España es uno de los países con mayor esperanza de vida en el mundo. Sin embargo, esa longevidad convive con una desigualdad: las mujeres pasan más años con peor calidad de vida, una realidad que puede atribuirse al entorno en el que vivimos. Esta ha sido algunas de las cuestiones que se han abordado recientemente en el podcast ‘Salud con Perspectiva’, de Organon. Para la Dra. Vânia de la Fuente, médica, antropóloga y experta internacional en envejecimiento saludable, esta longevidad no fue el resultado de un plan deliberado: “Simplemente se dieron una serie de condiciones y una forma de vida saludable que han contribuido a llegar a este nivel”. La Dra. Carmen Gallardo, doctora en Epidemiología y presidenta de Fundadeps, comparte esa visión: “Envejecer es una etapa fisiológica de la salud humana. Y lo que más influye en cómo la vivimos son los estilos de vida”.
Una idea que conecta directamente con lo que señalan Susana García Bujalance, arquitecta y urbanista, y Ana María López Narbona, socióloga, ambas profesoras de la Universidad de Málaga: la forma en la que están diseñadas nuestras ciudades influye directamente en la actividad física diaria, en la conexión social y, por tanto, en la salud de quienes las habitan. Esa relación entre entorno y salud se manifiesta de forma distinta en mujeres y hombres. “Las mujeres caminan más, usan más el transporte público y se desplazan con patrones más complejos que los hombres”, explica García Bujalance.

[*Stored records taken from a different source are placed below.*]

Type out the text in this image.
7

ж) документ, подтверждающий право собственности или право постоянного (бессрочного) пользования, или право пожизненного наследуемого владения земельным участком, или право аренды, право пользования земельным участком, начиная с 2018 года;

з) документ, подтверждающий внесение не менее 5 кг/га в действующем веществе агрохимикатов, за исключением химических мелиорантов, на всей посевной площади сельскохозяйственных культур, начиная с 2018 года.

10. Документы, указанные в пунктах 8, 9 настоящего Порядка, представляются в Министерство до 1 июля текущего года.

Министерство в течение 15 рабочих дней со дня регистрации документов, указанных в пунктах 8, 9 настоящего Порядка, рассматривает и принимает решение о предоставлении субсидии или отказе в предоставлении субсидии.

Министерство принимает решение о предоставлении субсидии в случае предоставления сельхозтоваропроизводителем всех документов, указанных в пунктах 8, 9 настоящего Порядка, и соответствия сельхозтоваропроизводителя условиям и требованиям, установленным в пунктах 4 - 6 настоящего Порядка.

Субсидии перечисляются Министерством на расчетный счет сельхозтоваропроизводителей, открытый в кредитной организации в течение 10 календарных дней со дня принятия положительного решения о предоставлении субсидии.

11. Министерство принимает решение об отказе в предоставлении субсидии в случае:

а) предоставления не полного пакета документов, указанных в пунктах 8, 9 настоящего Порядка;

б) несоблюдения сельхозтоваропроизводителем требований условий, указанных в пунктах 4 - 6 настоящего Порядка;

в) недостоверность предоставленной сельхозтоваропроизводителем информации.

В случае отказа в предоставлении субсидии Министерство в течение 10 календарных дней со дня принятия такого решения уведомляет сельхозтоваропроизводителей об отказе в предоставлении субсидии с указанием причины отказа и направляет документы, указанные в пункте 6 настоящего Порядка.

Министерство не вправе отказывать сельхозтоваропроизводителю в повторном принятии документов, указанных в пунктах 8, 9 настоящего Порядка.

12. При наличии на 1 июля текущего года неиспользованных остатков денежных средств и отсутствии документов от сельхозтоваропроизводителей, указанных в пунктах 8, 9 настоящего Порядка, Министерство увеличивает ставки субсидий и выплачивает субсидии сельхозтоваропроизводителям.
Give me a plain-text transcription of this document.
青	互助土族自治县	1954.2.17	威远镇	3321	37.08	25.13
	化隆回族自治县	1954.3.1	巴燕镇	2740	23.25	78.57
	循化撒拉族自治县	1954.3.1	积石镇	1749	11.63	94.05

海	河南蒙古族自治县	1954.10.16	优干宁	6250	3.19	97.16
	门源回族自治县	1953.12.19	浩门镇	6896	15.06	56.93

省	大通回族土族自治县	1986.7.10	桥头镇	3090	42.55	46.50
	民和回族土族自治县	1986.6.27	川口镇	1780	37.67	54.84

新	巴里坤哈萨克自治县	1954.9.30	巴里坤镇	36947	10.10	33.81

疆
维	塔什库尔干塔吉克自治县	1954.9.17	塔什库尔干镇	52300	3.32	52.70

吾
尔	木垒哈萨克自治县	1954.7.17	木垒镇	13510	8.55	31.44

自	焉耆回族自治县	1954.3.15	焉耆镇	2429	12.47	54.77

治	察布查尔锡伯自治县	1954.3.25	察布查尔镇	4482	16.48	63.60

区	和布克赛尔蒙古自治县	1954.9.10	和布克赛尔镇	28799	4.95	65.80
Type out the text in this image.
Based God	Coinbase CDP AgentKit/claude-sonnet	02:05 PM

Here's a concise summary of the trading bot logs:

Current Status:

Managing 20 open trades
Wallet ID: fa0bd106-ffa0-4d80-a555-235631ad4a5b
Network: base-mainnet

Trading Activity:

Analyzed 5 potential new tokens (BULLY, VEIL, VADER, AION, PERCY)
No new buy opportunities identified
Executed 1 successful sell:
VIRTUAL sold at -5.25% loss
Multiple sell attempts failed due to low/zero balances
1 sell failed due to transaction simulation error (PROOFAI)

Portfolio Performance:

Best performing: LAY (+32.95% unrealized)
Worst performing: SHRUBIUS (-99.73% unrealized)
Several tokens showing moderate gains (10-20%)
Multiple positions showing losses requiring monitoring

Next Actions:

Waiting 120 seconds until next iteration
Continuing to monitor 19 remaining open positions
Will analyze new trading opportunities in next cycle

Un urbanismo pensado principalmente para los desplazamientos directos entre la vivienda y el centro de trabajo, añade la experta, no siempre responde a esta realidad: “Genera una mayor carga de tiempo y estrés para las mujeres y una exposición a sistemas de transporte público a menudo deficientes, insuficientes o poco adaptados a estas necesidades de movilidad”. Ese desgaste cotidiano es, según las expertas, uno de los factores que ayudan a explicar por qué vivir más años no se traduce, para muchas mujeres, en vivir con mejor salud.